Nelle comunità afro-americane del Sud la storia dell’incrocio dove poter vendere l’anima al diavolo aveva un’origine antica, risalente alle tradizioni del folklore africano. Si credeva infatti che il dio Esu fosse posto a guardia dell’incrocio, e veniva visto come punto di contatto tra l’uomo e la divinità, fungendo da intermediario. È curioso in questo senso osservare l’analogia con certe credenze derivate dallo gnosticismo, che individuano nel diavolo un essere intermedio a contatto con il mondo materiale (e quindi anche con l’uomo) e con il mondo ultraterreno. Non a caso quando i neri vennero a contatto con il cristianesimo, gli dèi pagani, tra cui Esu (sebbene alcuni parlano di un’errata interpretazione), vennero identificati nel diavolo.


Ma non è tutto. Altri ricercatori, tra cui Tom Graves, affermano che il diavolo possa avere un’altra origine nella cultura popolare africana, rintracciabile nel dio truffatore Legba, sebbene lo stesso Graves ritenga che la connessione con le divinità africane sia debole. Probabilmente Johnson, come molti, era impregnato di una cultura popolare di cui egli stesso non conosceva esattamente le origini. Il cosiddetto Papa Legba non è altro che un Loa (spirito mediatore tra l’uomo e il dio supremo) presente nel vudù Haitiano. Legba viene appunto evocato nelle cerimonie come mediatore, ed è il primo ad essere evocato, poiché senza il suo permesso non possono essere aperte e chiuse le porte dell’aldilà.

Il folkorista Harry M. Hyatt fece una ricerca dal 1935 al 1939 nel sud degli Stati Uniti, quando ancora gli afro-americani nati nel XIX secolo o ai primi del XX dicevano che sia loro che chiunque altro “avevano venduto il loro spirito al diavolo al crocevia”. Ma nella loro testa queste persone intendevano dire un’altra cosa.

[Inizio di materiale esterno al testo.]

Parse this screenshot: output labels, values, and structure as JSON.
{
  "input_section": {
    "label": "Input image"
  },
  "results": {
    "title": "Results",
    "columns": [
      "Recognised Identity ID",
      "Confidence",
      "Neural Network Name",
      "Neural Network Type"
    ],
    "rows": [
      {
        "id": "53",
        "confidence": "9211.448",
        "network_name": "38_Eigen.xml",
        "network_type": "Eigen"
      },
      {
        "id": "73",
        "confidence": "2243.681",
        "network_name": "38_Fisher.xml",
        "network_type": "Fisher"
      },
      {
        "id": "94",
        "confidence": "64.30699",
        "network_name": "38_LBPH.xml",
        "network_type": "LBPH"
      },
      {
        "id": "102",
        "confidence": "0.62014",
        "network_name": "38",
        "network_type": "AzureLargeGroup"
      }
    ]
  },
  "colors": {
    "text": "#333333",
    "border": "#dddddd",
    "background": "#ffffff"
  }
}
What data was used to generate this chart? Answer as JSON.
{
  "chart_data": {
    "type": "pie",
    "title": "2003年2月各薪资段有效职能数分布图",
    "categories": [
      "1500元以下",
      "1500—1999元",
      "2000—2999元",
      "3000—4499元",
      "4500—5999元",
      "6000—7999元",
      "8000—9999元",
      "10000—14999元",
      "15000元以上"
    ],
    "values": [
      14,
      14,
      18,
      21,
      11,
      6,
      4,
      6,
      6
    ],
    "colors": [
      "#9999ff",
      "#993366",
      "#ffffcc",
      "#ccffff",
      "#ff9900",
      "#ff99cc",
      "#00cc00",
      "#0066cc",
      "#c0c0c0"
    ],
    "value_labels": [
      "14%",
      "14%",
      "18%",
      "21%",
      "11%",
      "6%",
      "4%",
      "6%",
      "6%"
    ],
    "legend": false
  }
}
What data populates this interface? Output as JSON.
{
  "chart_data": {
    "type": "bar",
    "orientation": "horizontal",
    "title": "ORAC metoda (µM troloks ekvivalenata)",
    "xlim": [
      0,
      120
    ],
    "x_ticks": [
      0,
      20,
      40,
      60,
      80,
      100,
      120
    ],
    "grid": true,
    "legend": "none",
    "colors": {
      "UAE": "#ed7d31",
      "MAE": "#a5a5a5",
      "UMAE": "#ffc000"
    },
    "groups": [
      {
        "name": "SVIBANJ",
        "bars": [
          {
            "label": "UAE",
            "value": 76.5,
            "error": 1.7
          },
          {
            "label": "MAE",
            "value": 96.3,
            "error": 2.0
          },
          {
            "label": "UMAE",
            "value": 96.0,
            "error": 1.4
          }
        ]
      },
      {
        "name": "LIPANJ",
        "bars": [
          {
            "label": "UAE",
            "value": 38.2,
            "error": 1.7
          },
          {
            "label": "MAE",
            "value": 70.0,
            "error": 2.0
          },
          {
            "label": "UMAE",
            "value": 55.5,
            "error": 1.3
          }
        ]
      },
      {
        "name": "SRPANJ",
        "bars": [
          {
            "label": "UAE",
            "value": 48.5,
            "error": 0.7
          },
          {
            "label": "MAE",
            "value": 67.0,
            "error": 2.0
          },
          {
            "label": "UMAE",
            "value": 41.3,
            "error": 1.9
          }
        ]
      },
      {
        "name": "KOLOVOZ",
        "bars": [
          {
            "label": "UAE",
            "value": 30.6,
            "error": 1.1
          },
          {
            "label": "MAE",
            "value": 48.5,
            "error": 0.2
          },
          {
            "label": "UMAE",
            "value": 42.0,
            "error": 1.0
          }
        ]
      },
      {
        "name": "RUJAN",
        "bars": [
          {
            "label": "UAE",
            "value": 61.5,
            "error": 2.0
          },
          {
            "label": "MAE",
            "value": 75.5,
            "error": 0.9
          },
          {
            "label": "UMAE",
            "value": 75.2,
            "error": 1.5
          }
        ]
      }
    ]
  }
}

Si parla infatti di “spiritual crossroads”, ovvero di un crocevia spirituale, un punto in cui sei obbligato ad affidarti alla benevolenza della divinità per poter andare oltre.

Da parte sua, Robert Johnson riprende queste antiche leggende e anzi le alimenta, tanto da cantare: «I got to keep movin', blues falling down like hail. And the day keeps on worryin' me... there's a hell hound on my trail.»

«Devo correre, il blues viene giù come grandine. La luce del giorno continua a tormentarmi... c'è un emissario infernale sulle mie tracce.» (daHellhound On My Trail)
La sofferenza, il timore della dannazione e la ricerca di un amico che lo possa salvare dal demonio (che altro non è che il male stesso) ritorna anche in Cross Road Blues:

I went to the crossroads, fell down on my knees

Asked the Lord above, have mercy,
Save your poor Bob if you please.
Hmm, standing at the crossroads, I tried to flag a ride
Standing at the crossroads, I tried to flag a ride
Ain’t nobody seems to know me, everybody pass me by.
Hmm, the sun goin’ down boys, dark gon’ catch me here,
Eeeeh, dark gon’ catch me here,
I’ haven’t got no lovin’ sweet woman
that loves and feels my care.
You can run, you can run tell my friend poor Willie Brown
You can run tell my friend poor Willie Brown
Lord, that I’m standin’ at the crossroads,
I believe I’m sinking down.

(“Sono andato al crocevia, sono caduto in ginocchio/ ho chiesto al Signore lassù, abbi pietà, risparmia il povero Bob, ti prego./ Me ne stavo al crocevia, cercavo qualcuno che mi desse un passaggio/ sembra che nessuno mi riconosca, tutti mi passano davanti./ Il sole sta calando, gente, il buio mi sorprenderà qui/ senza una dolce donnina piena d’amore che comprenda la mia angoscia./ Puoi correre a dire al mio amico, il povero Willie Brown/ che me ne sto al crocevia, credo che non resisterò a lungo”).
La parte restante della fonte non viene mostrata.